Title: The Paper Lovers
Author: Gerard Woodward
As most of you might know already, any story that has anything to do with love (in any form it takes) automatically has my attention, and so a title like The Paper Lovers had me putty in its hands before I even knew what the story would be about. And so, this became yet another one of those books I found myself reading cover to cover, not because I was gripped by the story, but because I could never quite tell how it would unfold.
I will, with full honesty here, admit that my first reaction of the book (once I’d reached the end) was that it was dead weird. It was nothing I’d expected and yet, there was so much story that was told in its few-hundred pages. I was captivated by Woodward’s writing style because it so often mirrored my own, but by ways of story, I struggled to understand why it was done the way it was and why it was deserving of print.
But, having slept on it and had time to really think about the novel, I think I understand now.
There is little I can say without giving away spoilers, but I will try anyway.
The blurb quite quickly sets the scene for us readers, informing us that protagonist, Arnold Proctor – very much a married man without God, is to embark on an adulterous affair with his wife’s friend Vera, who is most definitely a religious woman. With this framework set, you settle into this book quite quickly, waiting for the affair to unfold and hope that you’ll see the clues before even the characters do, but the truth is, this affair is a slow burner.
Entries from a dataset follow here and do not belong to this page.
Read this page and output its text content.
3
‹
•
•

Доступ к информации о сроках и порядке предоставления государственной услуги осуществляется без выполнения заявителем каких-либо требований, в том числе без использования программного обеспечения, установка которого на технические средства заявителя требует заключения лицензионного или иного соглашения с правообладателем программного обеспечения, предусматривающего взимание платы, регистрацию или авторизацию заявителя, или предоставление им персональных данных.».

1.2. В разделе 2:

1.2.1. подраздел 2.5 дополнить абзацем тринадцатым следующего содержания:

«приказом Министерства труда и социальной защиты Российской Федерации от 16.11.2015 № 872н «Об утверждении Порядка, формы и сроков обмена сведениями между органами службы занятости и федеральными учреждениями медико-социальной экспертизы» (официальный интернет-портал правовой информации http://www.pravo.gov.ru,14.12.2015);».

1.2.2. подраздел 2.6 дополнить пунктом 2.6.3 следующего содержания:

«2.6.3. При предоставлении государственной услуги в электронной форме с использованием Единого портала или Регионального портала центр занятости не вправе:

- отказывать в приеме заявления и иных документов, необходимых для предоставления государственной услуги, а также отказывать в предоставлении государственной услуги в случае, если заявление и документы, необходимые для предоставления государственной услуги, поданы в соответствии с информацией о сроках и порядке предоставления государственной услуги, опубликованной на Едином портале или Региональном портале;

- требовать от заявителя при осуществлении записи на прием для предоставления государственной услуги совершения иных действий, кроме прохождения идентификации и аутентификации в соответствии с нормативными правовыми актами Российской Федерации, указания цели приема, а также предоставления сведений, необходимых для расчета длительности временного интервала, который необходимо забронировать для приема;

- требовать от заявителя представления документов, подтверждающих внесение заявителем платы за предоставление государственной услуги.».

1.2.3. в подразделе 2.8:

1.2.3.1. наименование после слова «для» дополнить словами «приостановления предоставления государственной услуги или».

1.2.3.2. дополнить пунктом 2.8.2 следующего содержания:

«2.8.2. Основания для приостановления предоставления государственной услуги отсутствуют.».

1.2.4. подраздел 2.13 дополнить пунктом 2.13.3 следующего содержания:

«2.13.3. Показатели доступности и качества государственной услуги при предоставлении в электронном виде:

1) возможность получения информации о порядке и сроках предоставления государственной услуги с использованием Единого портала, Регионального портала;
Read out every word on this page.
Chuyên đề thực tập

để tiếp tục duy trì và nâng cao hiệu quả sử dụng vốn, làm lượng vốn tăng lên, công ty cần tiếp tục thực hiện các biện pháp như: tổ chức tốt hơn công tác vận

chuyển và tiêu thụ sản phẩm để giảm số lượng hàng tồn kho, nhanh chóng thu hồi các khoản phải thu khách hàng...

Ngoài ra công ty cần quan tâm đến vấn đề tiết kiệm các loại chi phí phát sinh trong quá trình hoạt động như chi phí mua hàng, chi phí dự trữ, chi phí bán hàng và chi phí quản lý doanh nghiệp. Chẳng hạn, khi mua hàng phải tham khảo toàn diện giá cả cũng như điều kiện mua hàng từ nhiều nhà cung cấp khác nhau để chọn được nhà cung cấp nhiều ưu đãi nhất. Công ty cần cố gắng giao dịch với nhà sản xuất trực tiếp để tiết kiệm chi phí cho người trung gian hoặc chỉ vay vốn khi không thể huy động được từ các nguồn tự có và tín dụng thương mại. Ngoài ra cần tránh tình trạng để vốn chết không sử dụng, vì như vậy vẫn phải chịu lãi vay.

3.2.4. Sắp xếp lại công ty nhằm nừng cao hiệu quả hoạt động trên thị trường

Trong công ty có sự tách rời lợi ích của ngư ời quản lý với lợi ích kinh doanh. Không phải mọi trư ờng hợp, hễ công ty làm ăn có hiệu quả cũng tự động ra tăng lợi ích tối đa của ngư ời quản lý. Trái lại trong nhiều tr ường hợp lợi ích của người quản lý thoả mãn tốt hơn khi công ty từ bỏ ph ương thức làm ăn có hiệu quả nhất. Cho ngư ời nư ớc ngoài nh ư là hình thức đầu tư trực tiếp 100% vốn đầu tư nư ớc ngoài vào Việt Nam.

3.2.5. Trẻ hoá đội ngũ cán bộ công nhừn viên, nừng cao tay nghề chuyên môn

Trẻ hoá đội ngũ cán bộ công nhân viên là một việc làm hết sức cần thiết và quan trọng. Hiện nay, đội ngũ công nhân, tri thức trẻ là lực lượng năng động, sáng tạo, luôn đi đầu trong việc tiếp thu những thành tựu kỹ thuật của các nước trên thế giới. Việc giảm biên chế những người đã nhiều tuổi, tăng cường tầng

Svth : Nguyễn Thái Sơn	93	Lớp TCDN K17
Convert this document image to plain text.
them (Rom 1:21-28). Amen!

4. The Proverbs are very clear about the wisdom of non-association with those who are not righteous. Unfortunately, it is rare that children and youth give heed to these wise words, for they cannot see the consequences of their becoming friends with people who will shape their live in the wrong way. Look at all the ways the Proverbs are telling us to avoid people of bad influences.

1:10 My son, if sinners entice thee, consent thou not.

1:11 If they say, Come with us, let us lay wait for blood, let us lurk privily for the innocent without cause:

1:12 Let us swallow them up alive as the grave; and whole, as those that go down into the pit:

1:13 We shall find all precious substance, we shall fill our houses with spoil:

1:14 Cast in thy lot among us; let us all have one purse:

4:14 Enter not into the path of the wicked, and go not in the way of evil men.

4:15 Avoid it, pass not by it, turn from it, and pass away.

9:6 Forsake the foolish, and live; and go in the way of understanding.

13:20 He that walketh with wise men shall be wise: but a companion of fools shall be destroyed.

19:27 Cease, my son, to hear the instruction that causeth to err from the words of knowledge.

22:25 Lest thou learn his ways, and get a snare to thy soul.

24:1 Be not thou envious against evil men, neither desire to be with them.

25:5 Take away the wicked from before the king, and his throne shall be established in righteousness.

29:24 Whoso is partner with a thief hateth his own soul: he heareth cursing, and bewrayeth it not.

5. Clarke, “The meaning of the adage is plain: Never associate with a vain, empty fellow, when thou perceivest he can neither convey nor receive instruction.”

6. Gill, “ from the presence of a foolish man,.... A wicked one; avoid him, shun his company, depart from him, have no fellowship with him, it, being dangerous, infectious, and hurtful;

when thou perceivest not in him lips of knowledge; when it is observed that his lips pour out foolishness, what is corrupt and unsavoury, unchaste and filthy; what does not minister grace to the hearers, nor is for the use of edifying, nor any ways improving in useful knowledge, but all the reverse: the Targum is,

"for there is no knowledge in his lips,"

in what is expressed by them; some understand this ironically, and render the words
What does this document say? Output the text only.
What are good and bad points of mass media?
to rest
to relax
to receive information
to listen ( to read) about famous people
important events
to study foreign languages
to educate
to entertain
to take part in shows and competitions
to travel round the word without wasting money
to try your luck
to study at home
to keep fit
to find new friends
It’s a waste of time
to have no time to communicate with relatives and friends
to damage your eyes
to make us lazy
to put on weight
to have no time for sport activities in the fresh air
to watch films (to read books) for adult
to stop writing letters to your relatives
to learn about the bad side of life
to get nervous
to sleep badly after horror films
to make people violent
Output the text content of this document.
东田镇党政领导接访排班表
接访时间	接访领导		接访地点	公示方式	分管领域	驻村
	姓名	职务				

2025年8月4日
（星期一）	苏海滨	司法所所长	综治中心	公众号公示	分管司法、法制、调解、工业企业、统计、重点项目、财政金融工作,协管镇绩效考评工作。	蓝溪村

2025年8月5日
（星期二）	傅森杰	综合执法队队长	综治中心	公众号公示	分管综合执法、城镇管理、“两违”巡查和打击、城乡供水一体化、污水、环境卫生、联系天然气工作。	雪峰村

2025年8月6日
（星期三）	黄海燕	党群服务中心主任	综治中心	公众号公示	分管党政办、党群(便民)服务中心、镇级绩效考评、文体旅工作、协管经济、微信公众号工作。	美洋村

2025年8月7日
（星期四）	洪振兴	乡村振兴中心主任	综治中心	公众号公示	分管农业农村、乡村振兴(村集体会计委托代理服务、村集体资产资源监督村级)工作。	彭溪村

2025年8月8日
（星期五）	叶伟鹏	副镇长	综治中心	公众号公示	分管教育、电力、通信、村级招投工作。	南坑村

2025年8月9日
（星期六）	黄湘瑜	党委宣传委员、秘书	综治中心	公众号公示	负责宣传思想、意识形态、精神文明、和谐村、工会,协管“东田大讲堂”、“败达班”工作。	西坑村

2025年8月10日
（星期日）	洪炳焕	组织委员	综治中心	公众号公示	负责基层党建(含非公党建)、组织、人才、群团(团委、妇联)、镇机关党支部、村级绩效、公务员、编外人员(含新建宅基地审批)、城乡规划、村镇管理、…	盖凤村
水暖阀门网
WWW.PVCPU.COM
It presents itself as an obsession which seems to grow by the day and everything we felt like we knew about marital infidelity seems to be thrown out of the window.
This is not a book where the marriages break or the characters fall out of love, this is a book that walks the very fine line between a mid-life crisis and a crisis of faith. This is a book that can be entirely summarised by this single line:
Though this is in description of the southern English city with no name in which the story is set, it is profound and symbolic in an inexplicable way until you dig deeper.
The Paper Lovers is an ordinary book about ordinary people who live very ordinary lives, but a mid-life crisis (though I’m hesitant to use this term in such a blasé manner – I like to think of it more as an unchallenged boredom from the banal rites of everyday life) tears through them like a riptide. Like this fine gothic cathedral situated in the centre of their God-less lives, Vera, though seemingly normal and unremarkable, stands erect in Arnold’s marriage as a beacon of what a life with God could be like.
Vera challenges everything Arnold has ever stood for, and with the appearance of what seems like another unimportant character, Martin Guerre, we are able to understand the depths to which Woodward uses symbolism to portray his themes rather than outright telling us what he wants to say. This character, with his unstable identity and his vulnerabilities stripped bare for us all to see, seems to be the undercurrent that changes everything by simply existing.
For those looking for an easy breezy read, I wouldn’t recommend this. But for those who (like myself) love for their reads to be riddled with metaphors, you will be hooked by The Paper Lovers. It will touch a nerve from time to time, and frustrate the living daylights out of you, but it is an honest reflection of the way life can unfold. Admittedly, there are a few steamy moments in the book which are most definitely written by a man and do little justice to the female presence, but this isn’t enough to completely put you off the book.
If you do read this, take your time with it and let the novel sink in before you react to it.